Canada's opposition yesterday called for Defence Minister Harjit Sajjan to resign for making misleading statements about his military record in Afghanistan during a speech in India.
Sajjan, a decorated former military intelligence officer, claimed in New Delhi last month to have been the "architect" of Canada's largest military operation since the 1950s, known as Operation Medusa, which records proved to be false.
The offensive against the Taliban in 2006 in the Kandahar province led to the deaths of a dozen Canadian and 14 British soldiers, but shook the grip of the Afghan organisation on the region.

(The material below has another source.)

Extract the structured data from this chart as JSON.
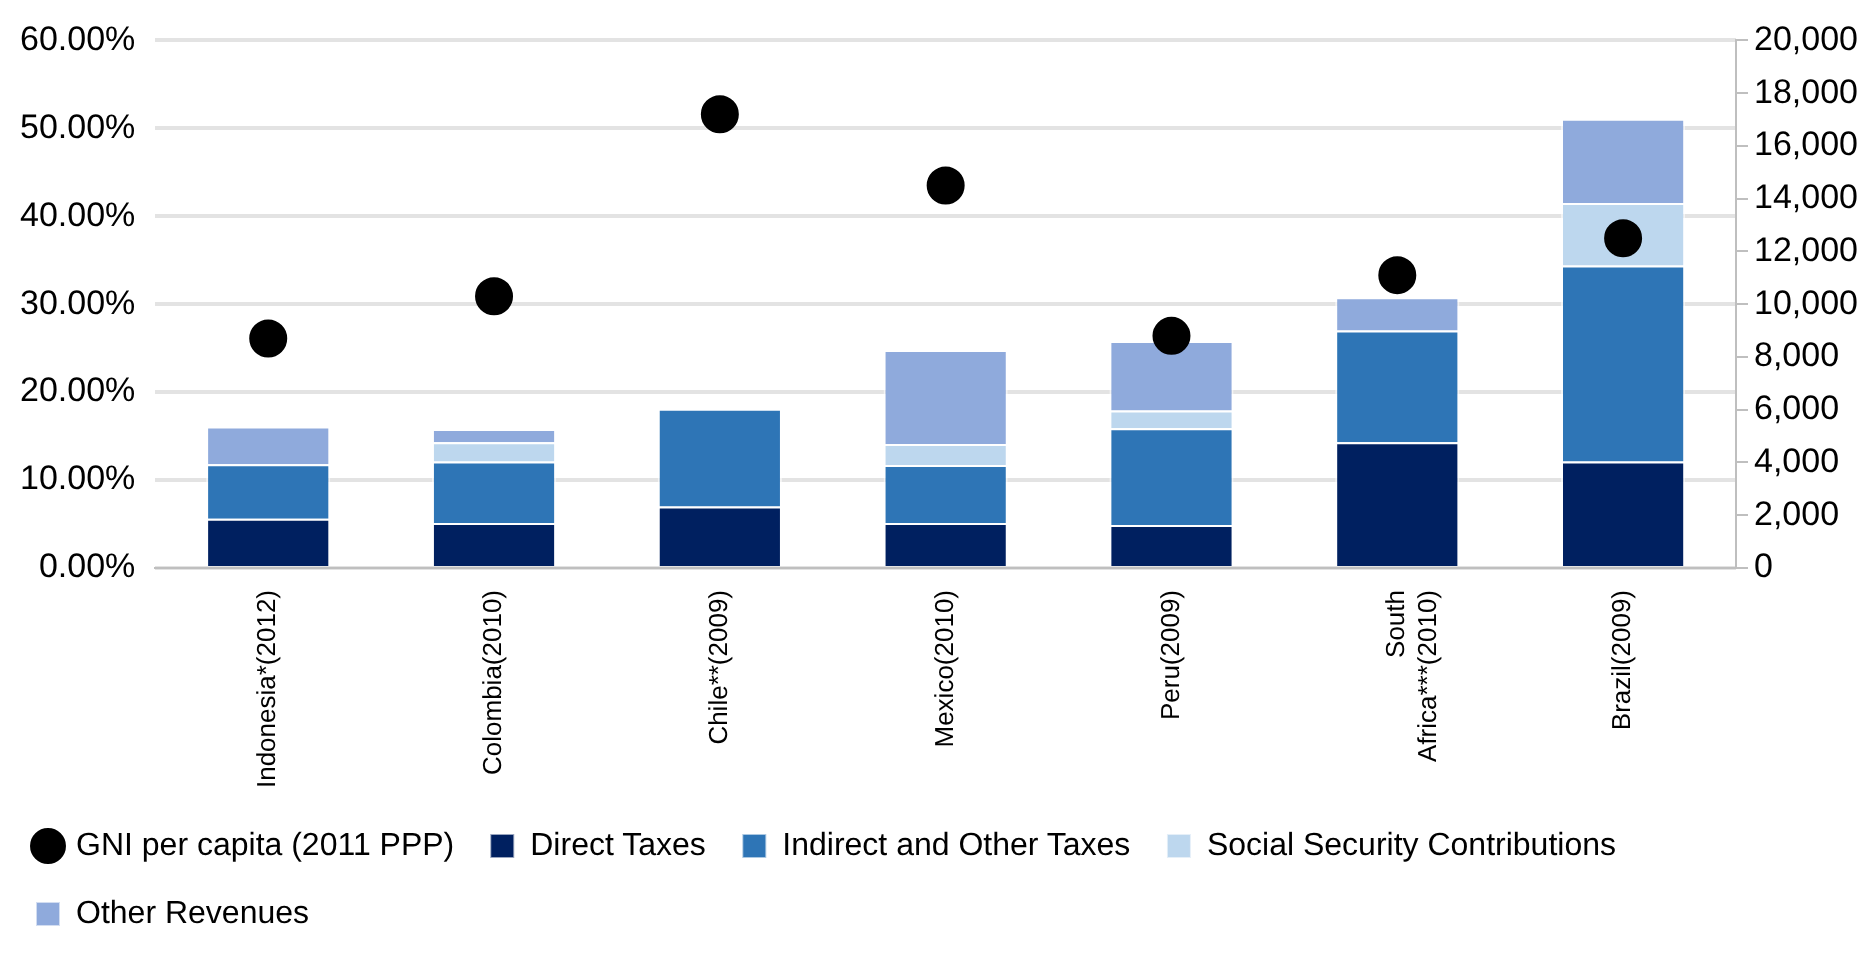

"It's come to light that the minister of defence has misled Canadians once again and it's a big one," said Rona Ambrose, leader of the opposition Tories, recalling that Sajjan made a similar claim while campaigning in 2015.
It was a "whopper" of a lie to raise his own profile, said Tom Mulcair, leader of the third-ranked New Democratic Party.
Canadian Prime Minister Justin Trudeau stood by Sajjan who apologised repeatedly in the House of Commons for the "stolen valour" incident — falsely claiming war experiences or military honours not earned.
"The minister made a mistake," said Trudeau. "He acknowledged it and apologised for it. That's what Canadians expect. This minister has served his country in many capacities as a police officer, as a soldier, and now as a minister. And he has my full confidence."
"I in no way would like to diminish the great work that my former superiors and our soldiers have done on operations, and I'm truly sorry for it," he said yesterday. Sajjan was already embroiled in controversy during his recent trip to India as the Chief Minister of Punjab Captain Amarinder Singh refused to meet him, saying Sajjan was a ‘Khalistani sympathiser’.